I enjoyed looking closely at parts of the text and thinking about Milne’s clever and playful use of language. Even though I know the stories well and have read about their creators and their books’ impact, I still learnt things from the exhibition which I hadn’t known before. For example, although the real Christopher Robin had a toy bear which he called Winnie-the-Pooh and which E. H. Shepard sketched, apparently the bear which was used as the subject for the illustrations which appeared in the books was called Growler and belonged to Shepard’s son, Graham.
The only things missing from the exhibition, I think, are Christopher Robin’s original Pooh Bear, Piglet, Tigger, Eeyore, Owl, Kanga and Roo toys. Apparently these (except for Roo, who was lost) now belong to the New York Public Library. It’s a shame that they’re not taking part in this.
I loved exploring this exhibition and would definitely recommend it. It’s fascinating to see the original illustrations and manuscripts and to learn about the history and impact of the stories.
My daughter says: ‘I really liked the exhibition and I know I would have also loved it as a younger teen or a child.
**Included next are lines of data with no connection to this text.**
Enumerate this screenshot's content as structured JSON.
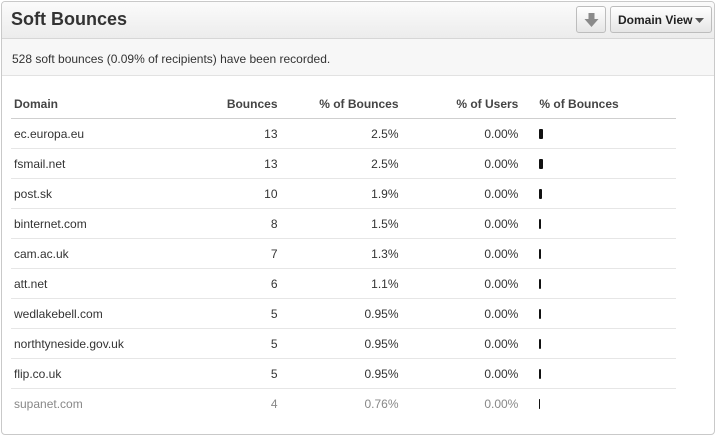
{
  "header": {
    "title": "Soft Bounces",
    "download_icon": "download-arrow-icon",
    "view_label": "Domain View",
    "view_icon": "chevron-down-icon"
  },
  "summary": "528 soft bounces (0.09% of recipients) have been recorded.",
  "table": {
    "columns": [
      "Domain",
      "Bounces",
      "% of Bounces",
      "% of Users",
      "% of Bounces"
    ],
    "rows": [
      {
        "domain": "ec.europa.eu",
        "bounces": "13",
        "pct_bounces": "2.5%",
        "pct_users": "0.00%",
        "bar_value": 2.5
      },
      {
        "domain": "fsmail.net",
        "bounces": "13",
        "pct_bounces": "2.5%",
        "pct_users": "0.00%",
        "bar_value": 2.5
      },
      {
        "domain": "post.sk",
        "bounces": "10",
        "pct_bounces": "1.9%",
        "pct_users": "0.00%",
        "bar_value": 1.9
      },
      {
        "domain": "binternet.com",
        "bounces": "8",
        "pct_bounces": "1.5%",
        "pct_users": "0.00%",
        "bar_value": 1.5
      },
      {
        "domain": "cam.ac.uk",
        "bounces": "7",
        "pct_bounces": "1.3%",
        "pct_users": "0.00%",
        "bar_value": 1.3
      },
      {
        "domain": "att.net",
        "bounces": "6",
        "pct_bounces": "1.1%",
        "pct_users": "0.00%",
        "bar_value": 1.1
      },
      {
        "domain": "wedlakebell.com",
        "bounces": "5",
        "pct_bounces": "0.95%",
        "pct_users": "0.00%",
        "bar_value": 0.95
      },
      {
        "domain": "northtyneside.gov.uk",
        "bounces": "5",
        "pct_bounces": "0.95%",
        "pct_users": "0.00%",
        "bar_value": 0.95
      },
      {
        "domain": "flip.co.uk",
        "bounces": "5",
        "pct_bounces": "0.95%",
        "pct_users": "0.00%",
        "bar_value": 0.95
      },
      {
        "domain": "supanet.com",
        "bounces": "4",
        "pct_bounces": "0.76%",
        "pct_users": "0.00%",
        "bar_value": 0.76
      }
    ]
  }
}
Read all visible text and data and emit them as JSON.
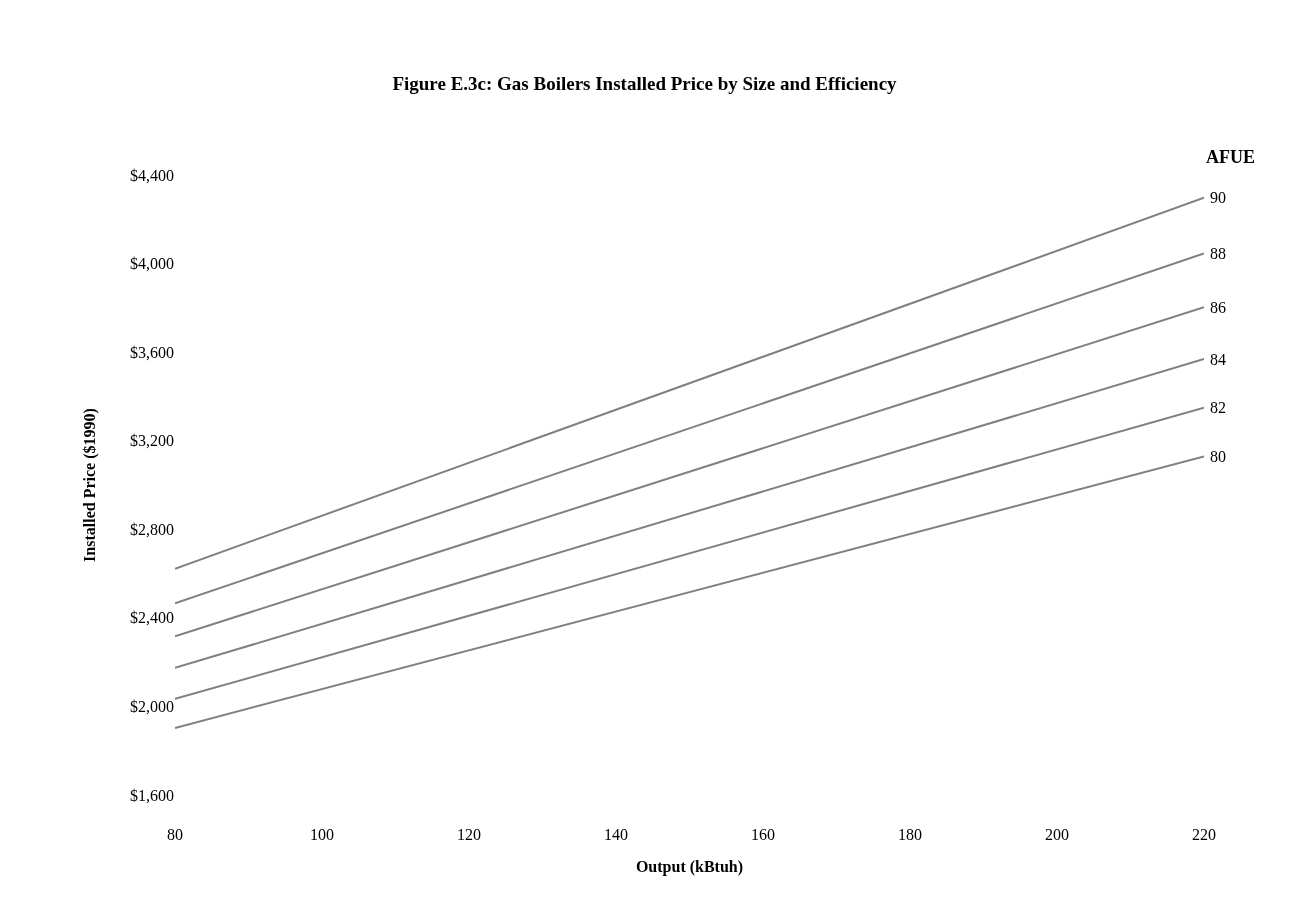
{
  "chart_data": {
    "type": "line",
    "title": "Figure E.3c: Gas Boilers Installed Price by Size and Efficiency",
    "xlabel": "Output (kBtuh)",
    "ylabel": "Installed Price ($1990)",
    "legend_title": "AFUE",
    "x": [
      80,
      220
    ],
    "series": [
      {
        "name": "90",
        "color": "#808080",
        "values": [
          2622,
          4297
        ]
      },
      {
        "name": "88",
        "color": "#808080",
        "values": [
          2466,
          4046
        ]
      },
      {
        "name": "86",
        "color": "#808080",
        "values": [
          2317,
          3803
        ]
      },
      {
        "name": "84",
        "color": "#808080",
        "values": [
          2174,
          3569
        ]
      },
      {
        "name": "82",
        "color": "#808080",
        "values": [
          2034,
          3349
        ]
      },
      {
        "name": "80",
        "color": "#808080",
        "values": [
          1903,
          3129
        ]
      }
    ],
    "xlim": [
      80,
      220
    ],
    "xticks": [
      80,
      100,
      120,
      140,
      160,
      180,
      200,
      220
    ],
    "ylim": [
      1600,
      4400
    ],
    "yticks": [
      {
        "value": 1600,
        "label": "$1,600"
      },
      {
        "value": 2000,
        "label": "$2,000"
      },
      {
        "value": 2400,
        "label": "$2,400"
      },
      {
        "value": 2800,
        "label": "$2,800"
      },
      {
        "value": 3200,
        "label": "$3,200"
      },
      {
        "value": 3600,
        "label": "$3,600"
      },
      {
        "value": 4000,
        "label": "$4,000"
      },
      {
        "value": 4400,
        "label": "$4,400"
      }
    ],
    "grid": false,
    "legend": false,
    "marker": "none",
    "line_style": "solid"
  }
}
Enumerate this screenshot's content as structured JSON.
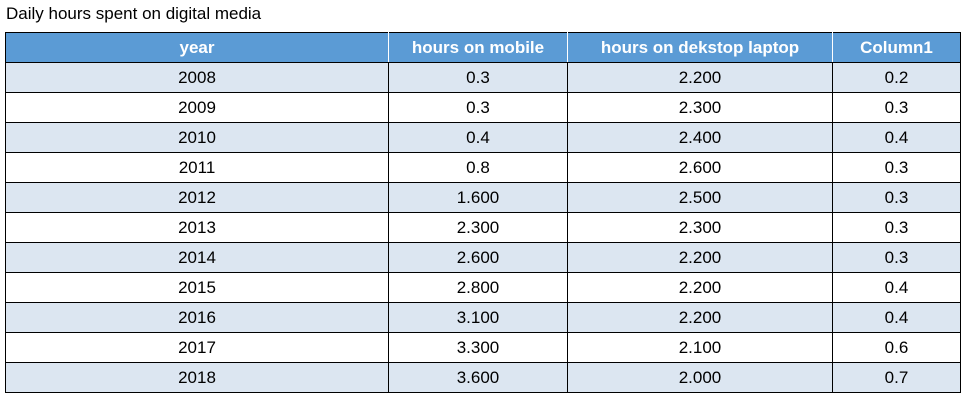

It was interesting to see some of the writing process and history behind Winnie-the-Pooh and I could see the kids there loved the more interactive bits like the colouring and Pooh-sticks.’
Winnie-the-Pooh: Exploring a Classic is at London’s V&A Museum until Sunday April 8th, 2018. Tickets are £8 for adults, £5 for 12-17 year-olds, free for under-12s with a ticket holder. Entry to the V&A is free, although donations are appreciated.